Masks aren’t the only medical gear getting the DIY treatment. On social media and group chats, makers and engineers are uniting to fabricate hand sanitizer, face shields and even respirators. The Facebook group Open Source COVID19 Medical Supplies, started by a Bay Area engineer as a way to create an open-source design for much-needed ventilators, has ballooned into a group of over 42,000. The collective is compiling and vetting designs for medical supplies like surgical masks, face shields, suits and other gear with the help of a moderation team of more than 100 experts from various fields.
Already, local artists and designers have begun creating prototypes for medical gear, such as 3D-printed nasal swabs, and face shields made from a 3D printed headband with a clear sheet of plastic attached to the front. Shoreline-based “3D-printing nerd” Joel Telling says he’s donated 50 DIY shields to an emergency room nurse who works at a local hospital, but he declined to specify which hospital.

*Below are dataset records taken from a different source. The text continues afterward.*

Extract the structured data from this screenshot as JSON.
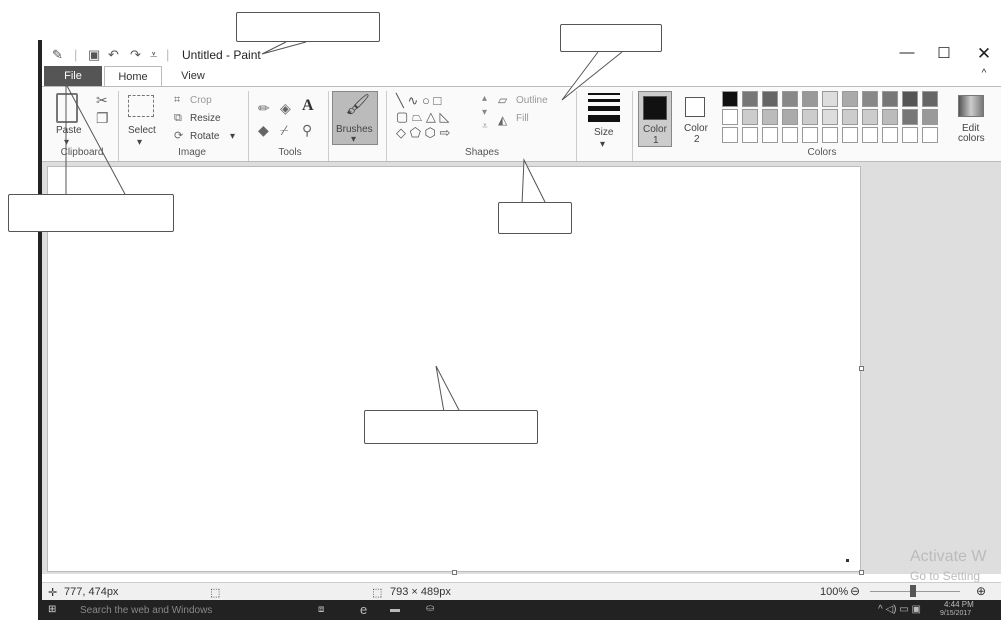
{
  "window": {
    "title": "Untitled - Paint",
    "minimize_icon": "minimize-icon",
    "maximize_icon": "maximize-icon",
    "close_icon": "close-icon"
  },
  "ribbon": {
    "tabs": [
      {
        "label": "File",
        "active": false
      },
      {
        "label": "Home",
        "active": true
      },
      {
        "label": "View",
        "active": false
      }
    ],
    "clipboard": {
      "paste_label": "Paste",
      "group_label": "Clipboard"
    },
    "image": {
      "select_label": "Select",
      "crop_label": "Crop",
      "resize_label": "Resize",
      "rotate_label": "Rotate",
      "group_label": "Image"
    },
    "tools": {
      "group_label": "Tools"
    },
    "brushes": {
      "label": "Brushes"
    },
    "shapes": {
      "outline_label": "Outline",
      "fill_label": "Fill",
      "group_label": "Shapes"
    },
    "size": {
      "label": "Size"
    },
    "colors": {
      "color1_label": "Color",
      "color1_number": "1",
      "color2_label": "Color",
      "color2_number": "2",
      "edit_label_1": "Edit",
      "edit_label_2": "colors",
      "group_label": "Colors",
      "color1_value": "#111111",
      "color2_value": "#ffffff"
    }
  },
  "status": {
    "cursor_position": "777, 474px",
    "canvas_size": "793 × 489px",
    "zoom": "100%"
  },
  "watermark": {
    "line1": "Activate W",
    "line2": "Go to Setting"
  },
  "taskbar": {
    "search_placeholder": "Search the web and Windows",
    "time": "4:44 PM",
    "date": "9/15/2017"
  }
}
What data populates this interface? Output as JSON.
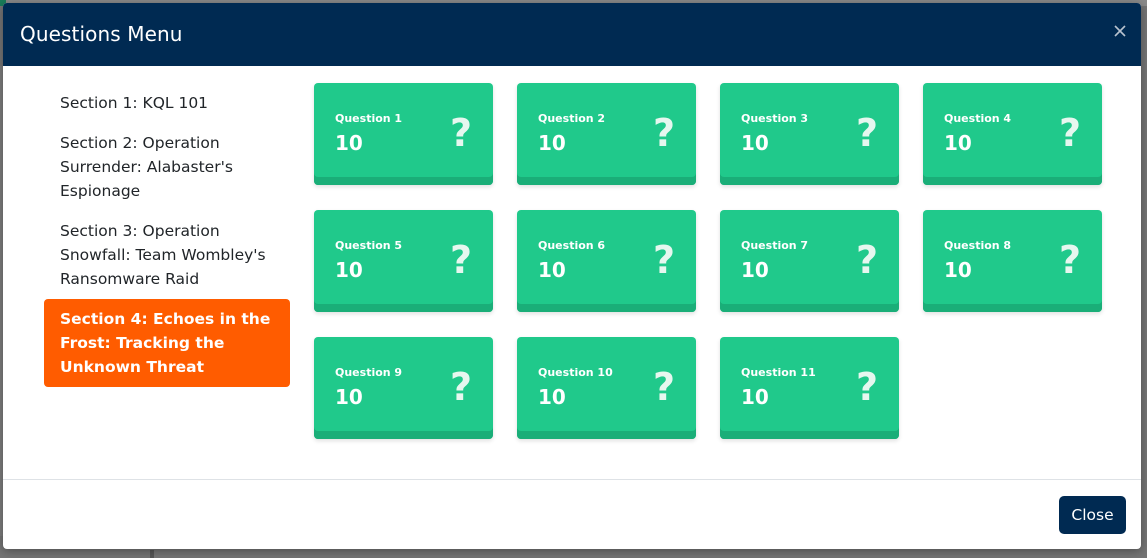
{
  "modal": {
    "title": "Questions Menu",
    "close_icon": "close-icon",
    "close_button_label": "Close"
  },
  "sections": [
    {
      "label": "Section 1: KQL 101",
      "active": false
    },
    {
      "label": "Section 2: Operation Surrender: Alabaster's Espionage",
      "active": false
    },
    {
      "label": "Section 3: Operation Snowfall: Team Wombley's Ransomware Raid",
      "active": false
    },
    {
      "label": "Section 4: Echoes in the Frost: Tracking the Unknown Threat",
      "active": true
    }
  ],
  "questions": [
    {
      "label": "Question 1",
      "points": "10",
      "mark": "?"
    },
    {
      "label": "Question 2",
      "points": "10",
      "mark": "?"
    },
    {
      "label": "Question 3",
      "points": "10",
      "mark": "?"
    },
    {
      "label": "Question 4",
      "points": "10",
      "mark": "?"
    },
    {
      "label": "Question 5",
      "points": "10",
      "mark": "?"
    },
    {
      "label": "Question 6",
      "points": "10",
      "mark": "?"
    },
    {
      "label": "Question 7",
      "points": "10",
      "mark": "?"
    },
    {
      "label": "Question 8",
      "points": "10",
      "mark": "?"
    },
    {
      "label": "Question 9",
      "points": "10",
      "mark": "?"
    },
    {
      "label": "Question 10",
      "points": "10",
      "mark": "?"
    },
    {
      "label": "Question 11",
      "points": "10",
      "mark": "?"
    }
  ],
  "colors": {
    "header_bg": "#002a52",
    "active_section_bg": "#ff5c00",
    "question_card_bg": "#20c98b",
    "close_button_bg": "#002a52"
  }
}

Frank Sanborn, a Seattle area software program manager, disaster specialist and self-declared “tinkerer” is an organizer for the Open Source COVID19 Medical Supplies group and is working to help coordinate hospital needs with the maker community. The plan: if and when needed, these local DIY enthusiasts can step in to make the gear while ensuring quality, sanitation and packaging protocols are in place. “Inherently, the majority of the world wants to be of service,” Sanborn says, adding, there is “an army of makers out there, ready to stand up and do whatever we can.”
This article has been updated on March 24th to correct an error regarding a study about cloth masks, and on April 7th to add information about CDC’s new guidelines on face coverings.